Whether you are working through a passage that has a difficult note pattern or a seemingly impossible rhythmic pattern the best way to overcome the problem is with repetition. That can lead to the question, “How many times do you want me to play that”? The answer is, “As many times as it takes (without injuring your muscles)”.
Begin by identifying the passage that is giving you the most trouble and break it down by measure, working on just few measures at a time (or even just a few notes at a time for extremely challenging passages). I usually find that it is most efficient to begin with the rhythm, especially if it is syncopated.
The most important thing to remember is to begin very slowly. How slowly? Slow enough that you can drill the rhythm and play the notes without making any mistakes. If you only ever play something correctly then it goes into your head and your hands only one way – correctly! So, find the tempo that works for you on your metronome, listen carefully, feel the beat, memorize it.

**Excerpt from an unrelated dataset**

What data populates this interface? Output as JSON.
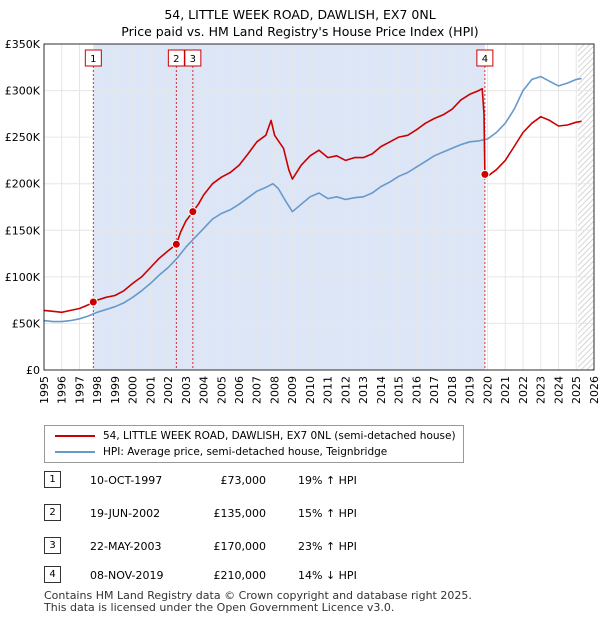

Next, it is time to begin counting, stepping and clapping the rhythm, a method that we guarantee effective for getting the feel of the music into your body and your mind. Stand up and start taking one step for each beat of the metronome. Then clap and/or sing the rhythm as you continue stepping on each beat. This will train your muscles to react in a way similar to how they will need to when you are playing the piece. How many times do you have to count, step and clap that? Until it becomes easy. There is however a caveat. Stop when you become frustrated. Take a break and move on to other aspects of your practice routine. Return to the drill after a few minutes.
Once you can feel the rhythm in your body and hands it is time to sit with your instrument and learn to play the rhythm. It is often a good idea to pick a single note and to learn that rhythm on just that one note. How many times do you have to play that rhythm on just that one note? Again, until it becomes easy, provided that you take a break and move on when you become frustrated and then return to the task later in your practice session.

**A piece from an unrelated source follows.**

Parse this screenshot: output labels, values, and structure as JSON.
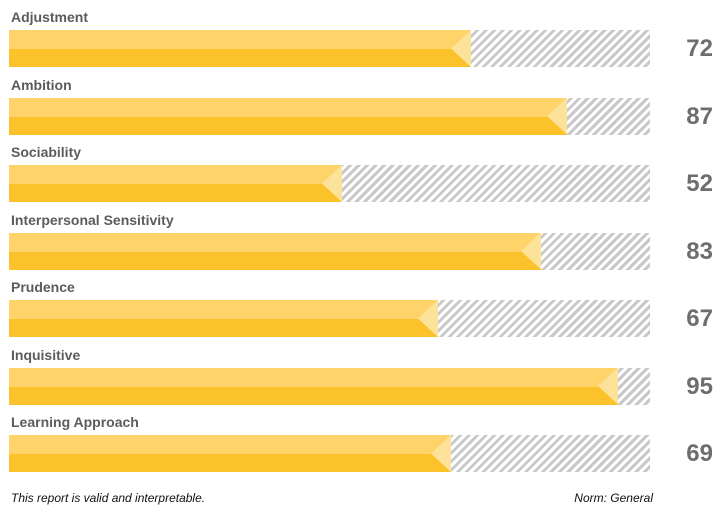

Now that you can play the rhythm it is time to add the actual notes written in the passage. At this point you should still be practicing very slowly. As you become comfortable you should begin to increase the tempo of the passage you have isolated until you have it up to speed. How many times do you have to play the passage? By now you know the answer.

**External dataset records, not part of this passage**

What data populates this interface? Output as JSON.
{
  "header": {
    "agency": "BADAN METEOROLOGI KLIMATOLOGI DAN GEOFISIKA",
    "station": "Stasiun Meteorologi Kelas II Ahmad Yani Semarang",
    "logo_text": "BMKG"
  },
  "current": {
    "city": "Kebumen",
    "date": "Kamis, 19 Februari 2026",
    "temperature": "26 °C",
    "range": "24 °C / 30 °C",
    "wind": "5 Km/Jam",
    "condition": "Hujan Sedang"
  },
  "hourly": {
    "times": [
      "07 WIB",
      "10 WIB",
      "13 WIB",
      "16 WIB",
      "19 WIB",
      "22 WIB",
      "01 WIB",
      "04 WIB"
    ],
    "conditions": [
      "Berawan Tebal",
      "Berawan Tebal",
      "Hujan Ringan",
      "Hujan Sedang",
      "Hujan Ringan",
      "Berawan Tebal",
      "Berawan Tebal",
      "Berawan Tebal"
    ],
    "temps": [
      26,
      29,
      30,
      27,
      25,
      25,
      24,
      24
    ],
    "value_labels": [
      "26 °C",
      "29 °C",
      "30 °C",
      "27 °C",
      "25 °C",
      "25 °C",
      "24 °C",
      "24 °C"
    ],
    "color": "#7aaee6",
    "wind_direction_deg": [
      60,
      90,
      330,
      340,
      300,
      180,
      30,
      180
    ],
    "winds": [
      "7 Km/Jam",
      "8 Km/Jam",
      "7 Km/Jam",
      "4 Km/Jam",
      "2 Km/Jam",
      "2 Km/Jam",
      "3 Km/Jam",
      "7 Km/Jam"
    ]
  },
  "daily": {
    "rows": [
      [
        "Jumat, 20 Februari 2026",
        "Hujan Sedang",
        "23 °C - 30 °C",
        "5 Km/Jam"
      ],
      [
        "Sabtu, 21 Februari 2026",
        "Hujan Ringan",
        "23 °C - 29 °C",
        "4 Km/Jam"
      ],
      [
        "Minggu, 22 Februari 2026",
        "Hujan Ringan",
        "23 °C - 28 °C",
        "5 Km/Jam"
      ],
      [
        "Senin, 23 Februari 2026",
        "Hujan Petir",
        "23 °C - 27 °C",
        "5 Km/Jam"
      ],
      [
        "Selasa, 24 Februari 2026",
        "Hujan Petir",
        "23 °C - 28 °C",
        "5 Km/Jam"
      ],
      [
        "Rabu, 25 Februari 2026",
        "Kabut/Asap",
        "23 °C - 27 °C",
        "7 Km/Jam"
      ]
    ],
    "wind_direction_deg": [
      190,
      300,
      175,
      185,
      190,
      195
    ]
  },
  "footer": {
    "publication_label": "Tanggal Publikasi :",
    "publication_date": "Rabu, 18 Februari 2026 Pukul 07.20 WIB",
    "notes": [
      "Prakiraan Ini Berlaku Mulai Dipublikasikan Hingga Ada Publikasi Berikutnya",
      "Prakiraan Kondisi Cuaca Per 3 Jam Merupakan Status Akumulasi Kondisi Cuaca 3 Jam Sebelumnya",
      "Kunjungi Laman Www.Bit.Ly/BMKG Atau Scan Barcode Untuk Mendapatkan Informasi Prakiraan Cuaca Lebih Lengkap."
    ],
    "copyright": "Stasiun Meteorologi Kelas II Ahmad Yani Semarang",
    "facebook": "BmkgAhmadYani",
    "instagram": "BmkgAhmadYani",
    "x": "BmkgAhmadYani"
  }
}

You are almost done with this drill. The final step is to add the the measures before and after the difficult passage so that your transitions are seamless. You shouldn’t have to stop and brace yourself as you approach the hard part or hesitate to breath a sigh of relief once you have gotten through that hard part. Once again you will have to repeat that whole process until it becomes easy.
How many times will you have played the passage by this time? Way more than you want to know. Instead of focusing on that think of how much you will have learned. This is truly the most efficient way to learn to play a challenging passage of music. It certainly beats returning to the beginning of the piece every time you make a mistake which only serves to reinforce the easy stuff. All of that repetition might seem a bit tedious in theory but if you think of it as an exercise or a game it will be easier to get through it and you will be amazed at the progress you will make.
As an added bonus, you may not realize as you are drilling individual short sections of music, that you are practicing for everything that you are ever going to play. All of this drilling helps make it easier to learn the next thing that you work on. Music is full of repetitive patterns and the music that you are working on in one section may very well show up later in the same piece or in other pieces as well. You are working on them all at the same time!
A final word on drilling passages is that you may find that you need to do this same kind of practice on the same section of music for several days in a row or again next week. Do not be discouraged. That is normal! It will start to come easier and go quicker each time you drill the section. This is a necessary part of the process of learning music, something that everyone does at every level of music performance right up to your favorite star.